Boh­nen­ge­wäch­sex­trakt – Nah­rungs­er­gän­zungs­mit­tel oder neu­ar­ti­ges Lebens­mit­tel?

Bei der Prü­fung, ob es sich bei einem aus dem Tro­cken­ex­trakt einer Pflan­zen­wur­zel bestehen­den Nah­rungs­er­gän­zungs­mit­tel um ein neu­ar­ti­ges Lebens­mit­tel oder eine neu­ar­ti­ge Lebens­mit­tel­zu­tat im Sin­ne von Art. 1 Abs. 2 der Ver­ord­nung (EG) 258/​97 über neu­ar­ti­ge Lebens­mit­tel und neu­ar­ti­ge Lebens­mit­tel­zu­ta­ten vom 27.01.1997 1 (Novel-Food-Ver­ord­nung) han­delt, ist dar­auf abzu­stel­len, ob ent­spre­chen­de Nah­rungs­er­gän­zungs­mit­tel vor dem 15.05.1997 in der Gemein­schaft in erheb­li­cher Men­ge für den mensch­li­chen Ver­zehr ver­wen­det wur­den. Es kommt nicht dar­auf an, ob ein nen­nens­wer­ter Ver­zehr der Pflan­ze oder von Pro­duk­ten, die die Pflan­ze ent­hal­ten, erfolgt ist.

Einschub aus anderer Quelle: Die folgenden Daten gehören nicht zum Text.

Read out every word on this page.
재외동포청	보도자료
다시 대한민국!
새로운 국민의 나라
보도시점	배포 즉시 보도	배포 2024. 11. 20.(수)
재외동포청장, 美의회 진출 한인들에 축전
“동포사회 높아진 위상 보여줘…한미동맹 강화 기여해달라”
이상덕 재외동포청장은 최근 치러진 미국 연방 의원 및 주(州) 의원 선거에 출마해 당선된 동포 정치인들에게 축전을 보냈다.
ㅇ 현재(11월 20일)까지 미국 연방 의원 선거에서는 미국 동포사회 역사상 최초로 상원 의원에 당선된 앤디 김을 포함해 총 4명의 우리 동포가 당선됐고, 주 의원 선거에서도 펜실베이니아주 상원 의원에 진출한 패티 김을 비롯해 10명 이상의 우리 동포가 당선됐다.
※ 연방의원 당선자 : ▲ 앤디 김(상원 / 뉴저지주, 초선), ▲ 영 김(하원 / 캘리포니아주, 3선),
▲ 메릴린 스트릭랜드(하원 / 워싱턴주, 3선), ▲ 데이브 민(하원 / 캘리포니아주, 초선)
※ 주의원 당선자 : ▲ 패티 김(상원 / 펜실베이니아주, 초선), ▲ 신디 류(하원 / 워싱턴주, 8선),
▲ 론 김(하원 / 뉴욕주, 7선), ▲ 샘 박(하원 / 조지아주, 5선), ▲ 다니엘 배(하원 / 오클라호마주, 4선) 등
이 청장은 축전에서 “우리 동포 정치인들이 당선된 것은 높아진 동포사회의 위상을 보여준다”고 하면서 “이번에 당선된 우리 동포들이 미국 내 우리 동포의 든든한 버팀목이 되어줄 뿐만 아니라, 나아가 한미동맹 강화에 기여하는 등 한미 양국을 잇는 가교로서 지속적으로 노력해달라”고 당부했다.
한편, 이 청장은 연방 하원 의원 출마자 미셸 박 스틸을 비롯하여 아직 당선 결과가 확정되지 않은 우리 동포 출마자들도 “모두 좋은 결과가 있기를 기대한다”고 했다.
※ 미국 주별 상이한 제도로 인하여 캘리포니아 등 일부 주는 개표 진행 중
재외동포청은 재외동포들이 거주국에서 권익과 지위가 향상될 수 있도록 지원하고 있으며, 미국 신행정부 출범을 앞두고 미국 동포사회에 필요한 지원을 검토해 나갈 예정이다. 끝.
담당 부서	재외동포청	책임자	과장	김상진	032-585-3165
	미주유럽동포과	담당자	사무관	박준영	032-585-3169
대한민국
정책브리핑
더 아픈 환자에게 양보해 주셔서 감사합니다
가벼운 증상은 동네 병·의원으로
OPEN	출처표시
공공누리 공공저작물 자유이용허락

Boh­nen­ge­wäch­sex­trakt – Nah­rungs­er­gän­zungs­mit­tel oder neu­ar­ti­ges Lebens­mit­tel?

Ist ein Nah­rungs­er­gän­zungs­mit­tel im Novel-Food-Kata­log der Euro­päi­schen Kom­mis­si­on mit dem Sta­tus "FS" ein­ge­tra­gen, stellt dies ein die Gerich­te nicht bin­den­des Indiz dafür dar, dass es sich nicht um ein neu­ar­ti­ges Lebens­mit­tel im Sin­ne von Art. 1 Abs. 2 Novel-Food-Ver­ord­nung han­delt.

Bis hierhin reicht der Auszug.